For more information and a full list of courses that can satisfy this minor, please visit the UNC Catalog.


Medical Anthropology Minor

Medical Anthropology addresses the biological, cultural, and political-economic dimensions of health, illness, and healing historically and at present. Research includes attention to the body as a site of symbols and evolutionary processes, suffering and healing as interpretive processes, and the multiple facets of affliction at individual and collective levels.

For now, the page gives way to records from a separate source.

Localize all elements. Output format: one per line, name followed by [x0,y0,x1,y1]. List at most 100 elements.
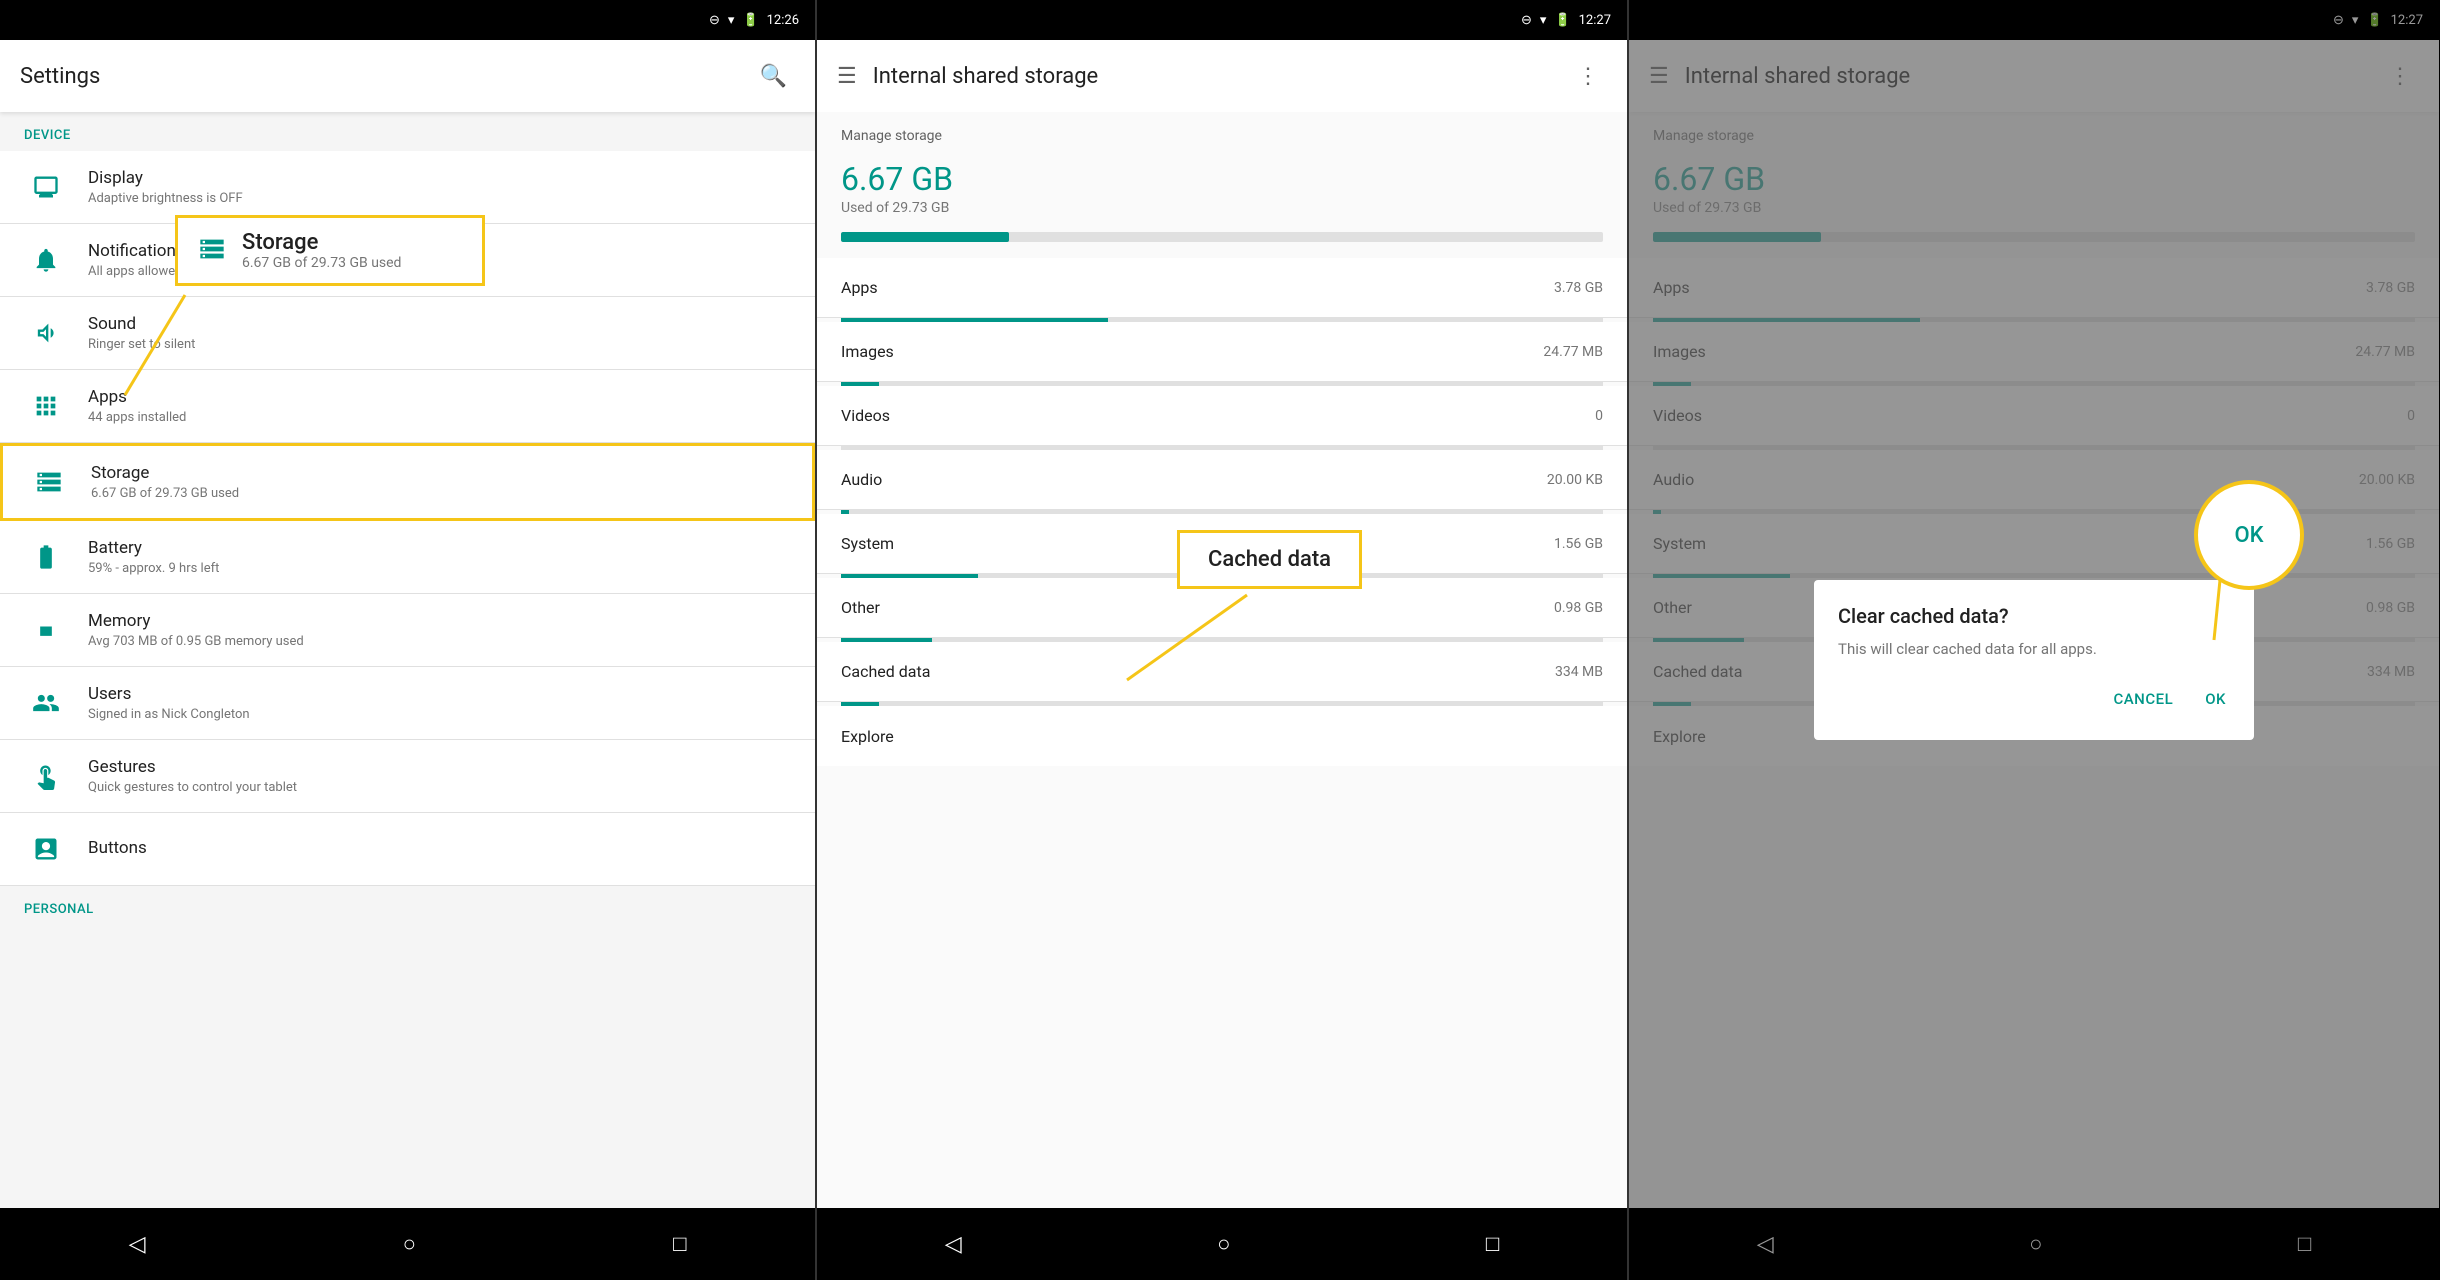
sound-title: Sound [88,314,791,334]
gestures-icon [24,754,68,798]
display-sub: Adaptive brightness is OFF [88,191,791,206]
settings-item-users[interactable]: Users Signed in as Nick Congleton [0,667,815,740]
settings-item-memory[interactable]: Memory Avg 703 MB of 0.95 GB memory used [0,594,815,667]
dialog-wrapper: OK Clear cached data? This will clear ca… [1814,540,2254,740]
memory-text: Memory Avg 703 MB of 0.95 GB memory used [88,611,791,649]
audio-row-value: 20.00 KB [1547,472,1603,488]
back-button-1[interactable]: ◁ [105,1220,170,1269]
cached-row-label: Cached data [841,662,1555,681]
manage-storage-label[interactable]: Manage storage [817,112,1627,152]
battery-icon-3: 🔋 [1554,13,1570,28]
storage-annotation-text: Storage 6.67 GB of 29.73 GB used [242,230,401,271]
home-button-2[interactable]: ○ [1193,1219,1254,1269]
sound-icon [24,311,68,355]
battery-title: Battery [88,538,791,558]
storage-annotation-sub: 6.67 GB of 29.73 GB used [242,255,401,271]
storage-icon [27,460,71,504]
display-icon [24,165,68,209]
memory-title: Memory [88,611,791,631]
total-storage-bar [841,232,1603,242]
settings-list: Display Adaptive brightness is OFF Notif… [0,151,815,1208]
users-sub: Signed in as Nick Congleton [88,707,791,722]
status-icons-1: ⊖ ▾ 🔋 12:26 [709,13,799,28]
buttons-title: Buttons [88,838,791,858]
storage-annotation-icon [198,235,226,267]
more-icon-2[interactable]: ⋮ [1569,56,1607,97]
buttons-text: Buttons [88,838,791,861]
sound-text: Sound Ringer set to silent [88,314,791,352]
settings-item-battery[interactable]: Battery 59% - approx. 9 hrs left [0,521,815,594]
device-section-label: Device [0,112,815,151]
storage-text: Storage 6.67 GB of 29.73 GB used [91,463,788,501]
cached-annotation-label: Cached data [1208,547,1331,572]
system-row-value: 1.56 GB [1554,536,1603,552]
ok-button[interactable]: OK [2201,682,2230,716]
recent-button-2[interactable]: □ [1462,1219,1523,1269]
apps-icon [24,384,68,428]
storage-row-audio[interactable]: Audio 20.00 KB [817,450,1627,514]
users-icon [24,681,68,725]
gestures-title: Gestures [88,757,791,777]
cancel-button[interactable]: CANCEL [2109,682,2177,716]
videos-row-value: 0 [1595,408,1603,424]
apps-title: Apps [88,387,791,407]
buttons-icon [24,827,68,871]
back-button-2[interactable]: ◁ [921,1220,986,1269]
storage-title: Storage [91,463,788,483]
settings-item-apps[interactable]: Apps 44 apps installed [0,370,815,443]
battery-sub: 59% - approx. 9 hrs left [88,561,791,576]
storage-row-explore[interactable]: Explore [817,706,1627,766]
storage-annotation-title: Storage [242,230,401,255]
battery-icon: 🔋 [742,13,758,28]
images-row-value: 24.77 MB [1543,344,1603,360]
hamburger-icon[interactable]: ☰ [837,64,857,89]
storage-row-videos[interactable]: Videos 0 [817,386,1627,450]
storage-row-cached[interactable]: Cached data 334 MB [817,642,1627,706]
system-bar [841,574,978,578]
other-row-value: 0.98 GB [1554,600,1603,616]
time-1: 12:26 [767,13,799,28]
cached-annotation-box: Cached data [1177,530,1362,589]
storage-content: Manage storage 6.67 GB Used of 29.73 GB … [817,112,1627,1208]
home-button-1[interactable]: ○ [379,1219,440,1269]
storage-app-bar: ☰ Internal shared storage ⋮ [817,40,1627,112]
settings-item-storage[interactable]: Storage 6.67 GB of 29.73 GB used [0,443,815,521]
settings-item-display[interactable]: Display Adaptive brightness is OFF [0,151,815,224]
settings-title: Settings [20,64,752,89]
images-row-label: Images [841,342,1543,361]
audio-row-label: Audio [841,470,1547,489]
status-bar-2: ⊖ ▾ 🔋 12:27 [817,0,1627,40]
apps-row-value: 3.78 GB [1554,280,1603,296]
users-title: Users [88,684,791,704]
signal-icon-2: ⊖ [1521,13,1532,28]
wifi-icon: ▾ [728,13,735,28]
memory-sub: Avg 703 MB of 0.95 GB memory used [88,634,791,649]
storage-panel: ⊖ ▾ 🔋 12:27 ☰ Internal shared storage ⋮ … [815,0,1627,1280]
dialog-message: This will clear cached data for all apps… [1838,640,2230,658]
settings-item-gestures[interactable]: Gestures Quick gestures to control your … [0,740,815,813]
settings-item-sound[interactable]: Sound Ringer set to silent [0,297,815,370]
recent-button-1[interactable]: □ [649,1219,710,1269]
notifications-icon [24,238,68,282]
other-row-label: Other [841,598,1554,617]
audio-bar [841,510,849,514]
search-icon[interactable]: 🔍 [752,56,795,97]
ok-circle-label: OK [2234,523,2263,548]
apps-row-label: Apps [841,278,1554,297]
used-storage-section: 6.67 GB Used of 29.73 GB [817,152,1627,228]
apps-sub: 44 apps installed [88,410,791,425]
ok-circle-annotation: OK [2194,480,2304,590]
total-storage-bar-fill [841,232,1009,242]
settings-app-bar: Settings 🔍 [0,40,815,112]
storage-row-apps[interactable]: Apps 3.78 GB [817,258,1627,322]
dialog-buttons: CANCEL OK [1838,682,2230,716]
nav-bar-2: ◁ ○ □ [817,1208,1627,1280]
settings-panel: ⊖ ▾ 🔋 12:26 Settings 🔍 Device Display Ad… [0,0,815,1280]
gestures-text: Gestures Quick gestures to control your … [88,757,791,795]
used-of-label: Used of 29.73 GB [841,200,1603,216]
storage-dialog-panel: ⊖ ▾ 🔋 12:27 ☰ Internal shared storage ⋮ … [1627,0,2439,1280]
status-bar-1: ⊖ ▾ 🔋 12:26 [0,0,815,40]
storage-row-images[interactable]: Images 24.77 MB [817,322,1627,386]
settings-item-buttons[interactable]: Buttons [0,813,815,886]
explore-label: Explore [841,727,1603,746]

Biomedicine and a range of other healing systems come under scrutiny as social phenomena shaped by the impact of history, social organization, and dynamic relations of power. Thus, health issues are considered in relation to broader, intersecting systems of environment and ecology, gender, sexuality, race/ethnicity, nation, and class subjectivities. A central contribution of medical anthropology is the critical analysis of how knowledge about health is constructed, deployed, and contested in various social arenas and for various purposes.

Programs of Study

Students may combine a focus in medical anthropology with one or more of the 3 departmental concentrations. The minor in Medical Anthropology is open to undergraduates who have chosen any major field of study in the university; many students who take premedical coursework have chosen to minor in our program. At the graduate level, students may apply for the PhD in Medical Anthropology.

Other units at UNC that may complement study in medical anthropology include: Social Medicine, School of Public Health, Carolina Population Center, the Center for Genomics and Society, the Shepps Center for Health Services Research, Occupational Sciences, Frank Porter Graham Institute for Child Development, the Institute for the Environment.

The Medical Anthropology option is especially appropriate for those planning for careers in medicine and health professions.